EVANGELICAL WOMEN IN EARLY 1800; ANNA MURRAY DOUGLASS P/122

                                                            Read Part One HERE


In this post I will focus on a woman named Anna Murray Douglass. She lived from 1813 - 1882. Anna was born in Denton, Maryland to Banbarra and Mary Murray. Unlike her seven older brothers and sisters, who were born in slavery, Anna and her younger four siblings were born free - her parents having been freed by their slave owners just a month before her birth. When she was seventeen years old, Anna left home to  work as a domestic helper in Baltimore, Maryland. 

Baltimore boasted a diverse population that included a community of more than 10,000 enslaved people and 17,000 free people of colour. While slavery remained legal in Maryland until 1864, free black men and women in Baltimore organised churches, established school, and maintained several stops on the Underground Railroad.

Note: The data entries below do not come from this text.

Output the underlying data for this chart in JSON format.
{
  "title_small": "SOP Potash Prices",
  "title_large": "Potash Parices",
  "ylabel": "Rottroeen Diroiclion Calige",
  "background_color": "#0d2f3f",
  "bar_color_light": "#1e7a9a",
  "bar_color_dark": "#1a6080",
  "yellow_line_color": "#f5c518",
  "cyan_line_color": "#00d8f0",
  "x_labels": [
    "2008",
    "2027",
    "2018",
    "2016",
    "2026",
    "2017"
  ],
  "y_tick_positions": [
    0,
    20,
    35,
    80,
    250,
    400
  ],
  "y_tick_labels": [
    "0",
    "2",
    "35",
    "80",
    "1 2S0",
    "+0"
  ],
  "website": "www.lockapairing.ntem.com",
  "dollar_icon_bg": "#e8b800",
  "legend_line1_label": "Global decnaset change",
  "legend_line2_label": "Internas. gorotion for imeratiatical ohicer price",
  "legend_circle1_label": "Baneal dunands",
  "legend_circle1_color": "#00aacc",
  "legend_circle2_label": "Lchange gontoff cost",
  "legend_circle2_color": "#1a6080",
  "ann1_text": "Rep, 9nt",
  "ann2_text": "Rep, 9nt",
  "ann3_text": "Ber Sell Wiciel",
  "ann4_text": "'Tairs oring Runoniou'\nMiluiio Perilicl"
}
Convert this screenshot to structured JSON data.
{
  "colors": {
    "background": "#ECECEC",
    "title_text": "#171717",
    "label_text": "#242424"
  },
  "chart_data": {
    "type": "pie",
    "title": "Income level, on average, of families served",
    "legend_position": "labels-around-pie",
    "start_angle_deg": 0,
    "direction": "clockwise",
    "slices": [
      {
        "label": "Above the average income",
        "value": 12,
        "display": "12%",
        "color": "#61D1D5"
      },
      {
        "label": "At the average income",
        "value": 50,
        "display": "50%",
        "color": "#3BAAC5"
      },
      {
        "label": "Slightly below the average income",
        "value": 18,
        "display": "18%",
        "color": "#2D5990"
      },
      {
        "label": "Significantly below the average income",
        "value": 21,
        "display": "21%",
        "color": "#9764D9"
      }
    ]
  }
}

It was withing this activist community of free Blacks that Anna met her future husband Frederick Douglass in 1838. He was still enslaved so Anna enabled his escape by, among other things, sewing him a sailor's uniform as a disguise and borrowing a freedman's protection certificate so that he could leave Maryland. In addition, she financed Frederick's travels with savings from her domestic work and from the proceeds from the sale of personal items.